Après un encore meurtre retentissant, le média de tout le monde est enthousiasmé et enchanté, en savourant toute goutte de sang. Les philistins plats en marchent sur les pas, avec les forums et les arrière-cours remplis de petits détails où petits avis, de remarques à propos et hors de propos. On se demande : à quoi bon ? Pas de sornettes, s'il vous plaît ! Racontez de votre liberté d'expression à quelqu'un autre. Quand on est commandé de se taire, on se taira. Sinon, il y a toujours quelque chose à couper ; par exemple, on peut, bien opportunément, périr dans un acte terroriste bien simulé, et il ne restera que se désoler pour ne pas être parvenu à le détourner... Avez-vous jamais vu ces bonnes comédies, avec Pierre Richard ?
Une conjecture logique : la terreur n'est qu'une sorte de publicité. Celle fort efficace et avantageuse, il faut admettre : avec dépenses minimales, on touche toute l'humanité.
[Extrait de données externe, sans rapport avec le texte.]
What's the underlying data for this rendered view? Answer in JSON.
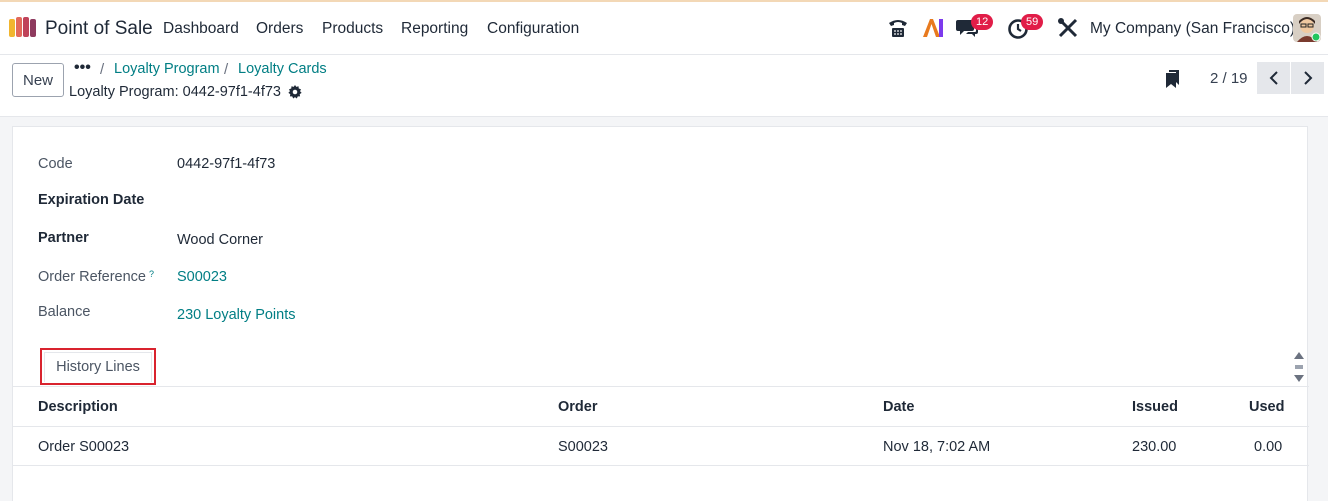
{
  "app": {
    "name": "Point of Sale",
    "menu": [
      "Dashboard",
      "Orders",
      "Products",
      "Reporting",
      "Configuration"
    ],
    "company": "My Company (San Francisco)",
    "badges": {
      "messages": "12",
      "activities": "59"
    }
  },
  "control": {
    "new_label": "New",
    "more": "•••",
    "breadcrumb": [
      "Loyalty Program",
      "Loyalty Cards"
    ],
    "separator": "/",
    "record_title": "Loyalty Program: 0442-97f1-4f73",
    "pager": "2 / 19"
  },
  "form": {
    "code_label": "Code",
    "code_value": "0442-97f1-4f73",
    "expiration_label": "Expiration Date",
    "partner_label": "Partner",
    "partner_value": "Wood Corner",
    "order_ref_label": "Order Reference",
    "order_ref_help": "?",
    "order_ref_value": "S00023",
    "balance_label": "Balance",
    "balance_value": "230 Loyalty Points"
  },
  "tabs": {
    "history": "History Lines"
  },
  "table": {
    "columns": [
      "Description",
      "Order",
      "Date",
      "Issued",
      "Used"
    ],
    "rows": [
      {
        "description": "Order S00023",
        "order": "S00023",
        "date": "Nov 18, 7:02 AM",
        "issued": "230.00",
        "used": "0.00"
      }
    ]
  },
  "colors": {
    "accent": "#017e84",
    "highlight": "#d9232e",
    "badge": "#e11d48"
  }
}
Le reste est bien entendu : toute publicité présume un client, il y a des agences publicitaires, et le menu fretin, l'exécuteur immédiat. En un sens, les réseautages sociaux (les chats, les blogs) sont initialement conçus comme un outil de cette publicité, un renforçateur officiellement permis des rumeurs. Le bavassage de salon, c'est bien moins de chose que tout l'Internet bouleversé. Bon, l'affaire ne vaut pas tripette pour ceux qui préfèrent mieux d'être assassinés en France que vivre en Russie. Mais qui va leur prêter l'oreille ? Ils sont à égorger sans bruit, dans la coulisse.
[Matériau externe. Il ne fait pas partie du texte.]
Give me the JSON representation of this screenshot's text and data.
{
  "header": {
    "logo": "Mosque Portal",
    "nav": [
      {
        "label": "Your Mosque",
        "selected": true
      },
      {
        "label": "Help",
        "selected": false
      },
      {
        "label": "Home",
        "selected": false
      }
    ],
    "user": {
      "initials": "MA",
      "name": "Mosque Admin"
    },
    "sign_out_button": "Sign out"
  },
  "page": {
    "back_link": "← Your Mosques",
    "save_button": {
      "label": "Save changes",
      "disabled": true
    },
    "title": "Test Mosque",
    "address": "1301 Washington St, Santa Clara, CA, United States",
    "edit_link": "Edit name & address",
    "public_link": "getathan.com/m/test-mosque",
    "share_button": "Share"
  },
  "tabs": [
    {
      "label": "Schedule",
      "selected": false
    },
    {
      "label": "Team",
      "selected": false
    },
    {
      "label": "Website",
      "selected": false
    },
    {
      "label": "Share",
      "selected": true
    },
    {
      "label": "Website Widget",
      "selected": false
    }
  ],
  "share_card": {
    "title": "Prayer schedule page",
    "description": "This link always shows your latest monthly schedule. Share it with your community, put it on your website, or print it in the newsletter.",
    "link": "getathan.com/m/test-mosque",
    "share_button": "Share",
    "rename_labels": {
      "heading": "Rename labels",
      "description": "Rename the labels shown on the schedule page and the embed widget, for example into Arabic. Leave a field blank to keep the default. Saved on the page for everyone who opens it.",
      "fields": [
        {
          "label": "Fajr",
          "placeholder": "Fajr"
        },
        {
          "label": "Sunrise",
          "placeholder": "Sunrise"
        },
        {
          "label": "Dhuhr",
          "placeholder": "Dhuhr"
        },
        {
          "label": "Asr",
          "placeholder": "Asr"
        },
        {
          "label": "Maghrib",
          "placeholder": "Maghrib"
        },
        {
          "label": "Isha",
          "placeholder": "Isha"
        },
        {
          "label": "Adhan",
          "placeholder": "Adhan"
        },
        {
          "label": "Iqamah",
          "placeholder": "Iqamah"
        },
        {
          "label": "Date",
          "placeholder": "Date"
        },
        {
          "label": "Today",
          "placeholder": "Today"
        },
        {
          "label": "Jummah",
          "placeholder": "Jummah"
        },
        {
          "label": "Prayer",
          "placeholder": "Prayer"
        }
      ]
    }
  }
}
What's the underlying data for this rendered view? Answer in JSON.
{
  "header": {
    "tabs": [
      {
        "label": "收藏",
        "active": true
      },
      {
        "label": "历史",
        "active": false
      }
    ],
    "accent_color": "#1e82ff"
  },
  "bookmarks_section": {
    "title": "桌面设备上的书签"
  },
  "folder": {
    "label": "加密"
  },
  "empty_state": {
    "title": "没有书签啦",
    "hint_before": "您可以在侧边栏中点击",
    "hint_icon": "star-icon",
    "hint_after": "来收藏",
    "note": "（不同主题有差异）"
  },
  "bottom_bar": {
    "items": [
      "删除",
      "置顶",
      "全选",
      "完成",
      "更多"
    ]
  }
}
La terreur a ces racines objectives et subjectives. D'un côté, dans les conditions de l'absolutisme démocratique (c'est à dire, la dominance totale d'une seule superpuissance rapace), il n'y a pratiquement pas d'autres moyens pour se maintenir à flot : si votre loi est contre nous, nous avons de bon droit à arroser cette loi de votre sang. D'autre part, quel chef tel cuisine : si le grand maître américain peut légalement exterminer un million des asiatiques innocentes, pourquoi un asiatique ne pourrait pas tuer quelques européens (et même américains, avec un peu de la chance) mal protégés ? La violence est cultivé d'en haut comme un moyen essentiel du règlement des litiges, donc l'humanité ne sais pas d'autres, plus raisonnables. Faut-il s'étonner que tout appel à violence trouve facilement une réponse pratique ? Le sol est déjà bien fertilisé. Et les bouts des fils sont toujours dans les mains du client, du sponsor, de l'organisateur. Tout le monde le connait. Mais ce qui parle, va se taire pour toujours. C'est ça qui est le but principal de la terreur : les gens doivent savoir, les gens doivent craindre.
Bien sûr, lutter contre des manifestations sans lutter contre la cause, ça dépasse les bornes de la sottise naïve pour devenir une partie d'une campagne publicitaire de grande échelle. On ne fera disparaître le terrorisme avant qu'on écarte son base économique, le système social où les uns puissent faire leur fortune à dépense des autres. Aujourd'hui, un ouvrier ne touche pas le salaire qu'il digne ; demain, on va, avec conscience immaculée, déchaîner la guerre et tuer tous ceux à qui on doit ; et puis, les tueurs forcés perdent toute apparence humaine et se misent à assassiner n'importe qui (à ce point, on peut bien leur diriger).
Par une opportunité purement théorétique, pourquoi pas couper toute publicité à titre de combattre le terrorisme globale ? Pendant une guerre, c'est une pratique habituelle de contrôler les médias pour ne pas publier des informations qui ne donneraient pas des avantages opérationnelles. La lutte contre le terrorisme est comme toute autre, et on pourrait recourir à la même tactique. Défendez de mauvaises nouvelles aux folliculaires ; envoyez au poteau tous les disséminateurs de rumeurs (l'Internet y compris). Quand on ne lit dans la presse que des bandits liquidés, quel sens aurait-il de s'engager au banditisme ? Quand même, personne ne va ni savoir ni apprécier. Donc personne n'aura peur. Quelle sorte de terreur serait-il ?
On employait, en son temps, une tactique pareille à l'Union Soviétique, et cela s'est montré bien efficace en lutte contre le banditisme et la terreur contre-révolutionnaire (malgré tout l'appui par les patrons présents du monde). Le socialisme n'a été vaincu par force ; il a perdu la cause dès le moment quand on a renié le communisme, en remettant les issues de la distribution du bien public à la discrétion du marché et donc reconstituant la base économique de l'inégalité sociale.